At first she thought it must be Cody. But peeking in, she heard nothing but his slightly nasal breathing and the whisper-soft humidifier issuing a fine, thin fog. Back out in the hall, she heard it again, the knocking. Groggily, she went to the door. “Yes?”

Trevor said, “I know it’s late.”

It was almost three. She opened the door. His skin was wind chapped, his lips tinged blue. His gloved hands shook.

He looked at them. “Adrenaline.”

“Come here.” She pulled him inside, the night chill entering with him, or maybe it was anguish.

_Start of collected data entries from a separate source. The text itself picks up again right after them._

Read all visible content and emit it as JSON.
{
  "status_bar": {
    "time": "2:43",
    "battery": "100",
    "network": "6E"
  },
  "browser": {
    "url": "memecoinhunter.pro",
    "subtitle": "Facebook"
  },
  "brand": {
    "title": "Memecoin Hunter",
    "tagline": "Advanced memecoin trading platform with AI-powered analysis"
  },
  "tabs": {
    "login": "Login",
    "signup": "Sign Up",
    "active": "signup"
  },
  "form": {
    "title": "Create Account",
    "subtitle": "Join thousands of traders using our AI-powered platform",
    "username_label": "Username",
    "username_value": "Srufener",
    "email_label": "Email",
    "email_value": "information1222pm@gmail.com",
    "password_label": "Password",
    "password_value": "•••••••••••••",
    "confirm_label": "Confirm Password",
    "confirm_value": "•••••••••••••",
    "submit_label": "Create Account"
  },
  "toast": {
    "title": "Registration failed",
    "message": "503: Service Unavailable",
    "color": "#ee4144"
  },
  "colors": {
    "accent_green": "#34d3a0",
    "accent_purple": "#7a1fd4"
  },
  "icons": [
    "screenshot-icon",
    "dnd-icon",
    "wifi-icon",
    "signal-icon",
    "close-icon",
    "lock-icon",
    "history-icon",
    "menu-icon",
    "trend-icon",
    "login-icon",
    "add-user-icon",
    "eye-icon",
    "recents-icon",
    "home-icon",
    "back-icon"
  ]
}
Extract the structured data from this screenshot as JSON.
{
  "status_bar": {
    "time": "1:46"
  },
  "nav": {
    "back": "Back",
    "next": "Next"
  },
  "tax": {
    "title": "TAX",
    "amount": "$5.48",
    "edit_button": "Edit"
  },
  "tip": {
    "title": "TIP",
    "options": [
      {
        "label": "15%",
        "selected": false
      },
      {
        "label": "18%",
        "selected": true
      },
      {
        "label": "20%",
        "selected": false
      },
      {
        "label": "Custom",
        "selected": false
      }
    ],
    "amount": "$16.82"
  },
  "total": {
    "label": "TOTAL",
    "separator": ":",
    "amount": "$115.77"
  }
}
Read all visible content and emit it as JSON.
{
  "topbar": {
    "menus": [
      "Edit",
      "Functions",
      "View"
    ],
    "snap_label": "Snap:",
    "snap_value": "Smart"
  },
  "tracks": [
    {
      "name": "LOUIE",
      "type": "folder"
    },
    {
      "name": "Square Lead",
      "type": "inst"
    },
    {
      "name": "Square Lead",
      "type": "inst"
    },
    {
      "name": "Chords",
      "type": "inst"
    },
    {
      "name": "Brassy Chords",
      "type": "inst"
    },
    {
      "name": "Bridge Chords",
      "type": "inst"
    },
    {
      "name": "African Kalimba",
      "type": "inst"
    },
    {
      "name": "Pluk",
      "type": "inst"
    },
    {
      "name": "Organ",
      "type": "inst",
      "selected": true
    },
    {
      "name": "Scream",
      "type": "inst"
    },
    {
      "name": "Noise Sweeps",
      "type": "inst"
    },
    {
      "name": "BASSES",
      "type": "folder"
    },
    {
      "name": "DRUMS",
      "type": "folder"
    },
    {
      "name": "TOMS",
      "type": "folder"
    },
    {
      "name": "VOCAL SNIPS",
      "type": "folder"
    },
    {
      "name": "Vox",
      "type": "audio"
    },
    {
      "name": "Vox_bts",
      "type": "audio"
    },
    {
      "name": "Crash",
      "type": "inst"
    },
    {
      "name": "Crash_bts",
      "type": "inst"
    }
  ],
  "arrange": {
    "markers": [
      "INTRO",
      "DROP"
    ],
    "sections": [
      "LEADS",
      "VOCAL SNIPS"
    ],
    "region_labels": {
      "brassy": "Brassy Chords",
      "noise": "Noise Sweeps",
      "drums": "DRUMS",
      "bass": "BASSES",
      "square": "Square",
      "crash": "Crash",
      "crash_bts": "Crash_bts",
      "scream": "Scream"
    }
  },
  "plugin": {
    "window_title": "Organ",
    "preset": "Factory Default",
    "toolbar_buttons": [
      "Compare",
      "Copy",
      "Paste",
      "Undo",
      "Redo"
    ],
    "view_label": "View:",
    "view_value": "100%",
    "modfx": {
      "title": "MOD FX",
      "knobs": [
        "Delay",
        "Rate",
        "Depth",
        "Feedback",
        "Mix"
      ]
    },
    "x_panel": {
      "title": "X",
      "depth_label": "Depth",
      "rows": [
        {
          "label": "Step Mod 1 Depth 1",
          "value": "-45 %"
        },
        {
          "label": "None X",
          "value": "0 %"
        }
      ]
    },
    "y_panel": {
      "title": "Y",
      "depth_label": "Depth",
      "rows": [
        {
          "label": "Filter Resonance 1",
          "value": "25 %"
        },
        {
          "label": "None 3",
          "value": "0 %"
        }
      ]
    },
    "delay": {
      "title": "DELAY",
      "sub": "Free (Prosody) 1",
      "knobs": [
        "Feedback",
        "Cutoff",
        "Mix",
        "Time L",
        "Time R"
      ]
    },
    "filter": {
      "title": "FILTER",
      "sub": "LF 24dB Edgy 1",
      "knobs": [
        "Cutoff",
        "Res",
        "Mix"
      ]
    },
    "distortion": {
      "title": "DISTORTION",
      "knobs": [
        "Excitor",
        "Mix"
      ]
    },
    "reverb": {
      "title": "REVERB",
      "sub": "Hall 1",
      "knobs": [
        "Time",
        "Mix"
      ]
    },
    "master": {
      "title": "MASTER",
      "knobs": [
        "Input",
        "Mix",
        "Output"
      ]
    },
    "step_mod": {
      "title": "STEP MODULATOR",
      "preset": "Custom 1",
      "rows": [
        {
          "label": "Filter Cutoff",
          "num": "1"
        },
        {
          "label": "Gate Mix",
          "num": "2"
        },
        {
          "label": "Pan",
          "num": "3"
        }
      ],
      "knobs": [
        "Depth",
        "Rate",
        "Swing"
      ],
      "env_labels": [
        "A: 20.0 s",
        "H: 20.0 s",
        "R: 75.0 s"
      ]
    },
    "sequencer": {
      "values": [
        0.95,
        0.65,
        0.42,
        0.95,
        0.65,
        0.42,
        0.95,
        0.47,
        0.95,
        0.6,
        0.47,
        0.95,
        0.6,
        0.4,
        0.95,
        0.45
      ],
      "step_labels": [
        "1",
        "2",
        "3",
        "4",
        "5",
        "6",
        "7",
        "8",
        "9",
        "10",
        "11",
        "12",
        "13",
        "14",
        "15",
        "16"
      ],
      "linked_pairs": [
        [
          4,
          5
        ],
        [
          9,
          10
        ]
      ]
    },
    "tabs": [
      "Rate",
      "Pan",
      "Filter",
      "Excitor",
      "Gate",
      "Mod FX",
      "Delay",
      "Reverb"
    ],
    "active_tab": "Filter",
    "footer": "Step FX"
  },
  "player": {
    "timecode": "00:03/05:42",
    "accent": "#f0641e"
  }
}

She could only glance and look away, but their search must not have gone well. “What happened?”

He pressed the back of his hand to his nose, sniffing from the inclement weather. “A teenage girl got lost and fell.”

“From what?”

“A crag behind the Summit Saloon. I can’t imagine how—” His face contorted. “It doesn’t make sense.”

She knew what was going on in his head.
It’s the ones that if we’d found them sooner …

He sighed. “I got you up.”

“Well, yes, but I slept the other half of the night.”

He smiled grimly as she pulled him toward the couch. “You don’t need this.”

She tugged his coat sleeve, and he shrugged out of his parka, shed the gloves and hat as well.

“How badly is she hurt?”

“Bad.”

“I’m so sorry.” She rubbed his arm.

“I almost reached her. If she’d held on five more minutes …” He dropped to the couch and lowered his face to his hands.

She sank in beside him. He smelled of wet pine. Fragments of needles stuck in his hair.

“I don’t know what I’m doing here.”

She rested her hand on his back, touched and encouraged to finally give him comfort. “I’m glad you are.”

“I keep thinking I could have climbed faster, gone a different way, let her know I was coming. Others were talking, but why didn’t I holler out to her so she knew?”

He wasn’t looking for an answer. She closed her hand around the back of his neck and rubbed the ropy tendons.

“If I could see the rock like you do …”

“Mine was a single boulder on a sunny afternoon. You were out there in the dark, in the storm.”

“I know. But that doesn’t stop it.”

She slid her fingers into his hair. “What does?”

“I don’t know. Answers maybe.”

Or prayers. This wounded guardian deserved a dose of mercy. As if feeling her lifting him up, he turned his face, and she took it in. Regret. Failure. Shock and confusion. His weathered cheekbones, his bristled jaw, his raw and haunted eyes.

“Aw, Nattie.”

“No. Please. I want to see it.”

“I didn’t mean to show you.”

She touched her fingers to his face. “There’s a plastic-wrapped block of clay in the garage. Can you bring it to the kitchen, with the board it’s on?”

He went and got the clay. Standing at the counter, she worked until the gray hues of dawn infused the room. Eyes gritty with fatigue, hands cramping, she let go, and Trevor was there, before and behind her.

He gripped her shoulders and kissed the side of her neck. She leaned back, and he held her for long, silent moments, his prickly jaw pressed into her cheek.